Pre-checks must not cause any database errors, or else on certain database engines the transaction will abort and following migrations will not run.
pre_ methods can be defined for both SQL and Python migrations.
Downloads
If you've got this far, you must be serious about using an automated, if slightly more demanding, rollout system. And you probably think I've made a modicum of sense. Great! I could do with your help, suggestions and related whatnottery. My code might not be terribly pythonic so please feel free to submit fixes or suggestions for better ways to do things!
These downloads are for the 0.96 release of Django.
dbmigration-0.04.tgz - includes the patch for management.py, a prepatched management.py and the test project used to make sure it's all working ;)
Contact the Author
mike a t mugwuffin d o t com
appendix
1. Why syncdb does not create tables for applications that use migrations
The default syncdb will always create the schema based on the latest version of your model. But when you're rolling out to a live server you need to be able to run the migrations to bring the schema up to date. So you need to be able to tell what state the schema is in and urn the migrations to bring it up to the latest state. The existing syncdb is not capable of this, and so we have to rely on migrations to create the schema from scratch. The sql for the initial migration can be created easily by running python manage.py sqlall [appname]
2. Why can't your code just work out what sql needs to be run and run it?
Because trying to automatically generate sql to migrate a schema from one state to another is a nightmare. Not that Django makes it difficult to do, or that the code in the schema-evolution branches is bad. It's simply because automatically generating SQL to migrate a schema from one state to another is incredibly difficult.
Let's take a simple example. You want to change a numeric column to a character column. Simple? If you're using MySQL, yes. If you're using PosgreSQL 8, possibly. If you're using PostgreSQL 7, no. MySQL and PostgreSQL 8 can use a simple ALTER on the column (unless the column is a foreign key). In PostgreSQL 7 you have to create a new column, copy the data, delete the old column and rename the new column to the old name.
Now let's say you want to alter a column that is referenced in some kind of foreign key relationship. You'd better hope that your foreign keys have been created as deferrable, or else you're going to have to create a whole new table structure to record the existing data, delete everything from the structure you want to alter, then alter the empty tables and copy transformed data back in - because you won't be able to alter the column that the foreign key depends on while there is data still in there.
Now let's say you're using Oracle. Let's say you have triggers installed on inserts or updates to notify people in your organization or to carry out indexing or other system tasks. You might need to turn some of these off during a migration. How can we tell what needs to be turned off and what doesn't? Unfortunately, the answer is: we can't. An automated system simply can't make an informed decision without input from a developer.
Oh, and if you're using a database that supports it, let's say that there's a view that uses the column you're altering. Suddenly, after the automatic evolution, the view breaks. Currently, Django cannot manage views. You've just hit a brick wall.
That simple alteration of a column has suddenly got very complex.
What if you're merging or splitting a column?

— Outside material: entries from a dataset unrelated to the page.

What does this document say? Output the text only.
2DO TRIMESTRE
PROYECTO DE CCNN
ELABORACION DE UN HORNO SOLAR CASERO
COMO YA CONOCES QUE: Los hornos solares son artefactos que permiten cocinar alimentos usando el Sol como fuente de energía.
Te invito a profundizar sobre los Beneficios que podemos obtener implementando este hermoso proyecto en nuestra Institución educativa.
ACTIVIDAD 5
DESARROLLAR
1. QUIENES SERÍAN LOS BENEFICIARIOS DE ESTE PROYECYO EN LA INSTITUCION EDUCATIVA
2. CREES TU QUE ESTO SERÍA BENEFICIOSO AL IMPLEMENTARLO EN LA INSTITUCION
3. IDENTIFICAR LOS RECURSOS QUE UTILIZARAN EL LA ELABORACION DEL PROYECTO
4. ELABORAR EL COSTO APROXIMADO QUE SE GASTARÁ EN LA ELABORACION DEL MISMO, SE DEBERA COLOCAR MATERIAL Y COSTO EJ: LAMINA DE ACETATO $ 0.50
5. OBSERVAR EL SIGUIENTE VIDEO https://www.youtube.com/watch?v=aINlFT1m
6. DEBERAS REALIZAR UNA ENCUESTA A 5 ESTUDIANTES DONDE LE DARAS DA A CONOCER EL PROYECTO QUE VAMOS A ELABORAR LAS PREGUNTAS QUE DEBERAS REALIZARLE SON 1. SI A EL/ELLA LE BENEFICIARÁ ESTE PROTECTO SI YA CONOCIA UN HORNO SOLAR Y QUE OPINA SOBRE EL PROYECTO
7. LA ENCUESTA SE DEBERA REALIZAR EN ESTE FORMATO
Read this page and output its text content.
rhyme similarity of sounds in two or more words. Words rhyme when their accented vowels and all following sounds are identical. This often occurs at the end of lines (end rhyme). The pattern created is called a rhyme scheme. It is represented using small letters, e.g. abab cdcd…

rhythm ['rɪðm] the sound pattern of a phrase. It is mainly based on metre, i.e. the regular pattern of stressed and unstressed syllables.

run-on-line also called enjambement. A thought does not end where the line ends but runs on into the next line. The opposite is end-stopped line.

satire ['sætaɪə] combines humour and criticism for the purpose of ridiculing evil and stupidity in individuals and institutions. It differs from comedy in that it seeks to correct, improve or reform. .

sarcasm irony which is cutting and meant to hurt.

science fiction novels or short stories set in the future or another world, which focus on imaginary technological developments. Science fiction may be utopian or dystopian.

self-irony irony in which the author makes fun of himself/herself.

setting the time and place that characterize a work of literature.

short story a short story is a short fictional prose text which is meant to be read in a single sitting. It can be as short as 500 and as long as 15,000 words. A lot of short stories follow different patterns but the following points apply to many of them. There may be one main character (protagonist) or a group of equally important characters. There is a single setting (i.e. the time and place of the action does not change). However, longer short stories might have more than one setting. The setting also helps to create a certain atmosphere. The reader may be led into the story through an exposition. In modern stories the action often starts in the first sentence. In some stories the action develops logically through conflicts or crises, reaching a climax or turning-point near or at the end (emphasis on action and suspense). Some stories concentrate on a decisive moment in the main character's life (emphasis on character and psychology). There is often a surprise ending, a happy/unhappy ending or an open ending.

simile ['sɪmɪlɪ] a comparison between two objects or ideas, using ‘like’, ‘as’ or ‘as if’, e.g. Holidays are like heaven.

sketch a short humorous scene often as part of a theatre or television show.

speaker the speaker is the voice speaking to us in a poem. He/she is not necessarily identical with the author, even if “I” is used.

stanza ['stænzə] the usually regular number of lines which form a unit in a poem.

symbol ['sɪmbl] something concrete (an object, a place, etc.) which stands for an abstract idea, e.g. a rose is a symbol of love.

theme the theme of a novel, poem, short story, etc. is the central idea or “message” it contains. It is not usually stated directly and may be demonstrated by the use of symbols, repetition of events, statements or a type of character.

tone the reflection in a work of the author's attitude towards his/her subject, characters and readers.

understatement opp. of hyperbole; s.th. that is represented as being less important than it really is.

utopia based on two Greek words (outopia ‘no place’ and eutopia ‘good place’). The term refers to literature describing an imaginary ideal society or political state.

You need to handle that in code, which the developer responsible for that mirgration must write and test. This isn't possible to do automatically. With this project, the developers resonsible for those transformations write the code and no other developers need to know about it - they just apply the migrations automatically.
Automatically generating basic migration scripts seems like a very good idea though to give the developers a head start in writing the migrations.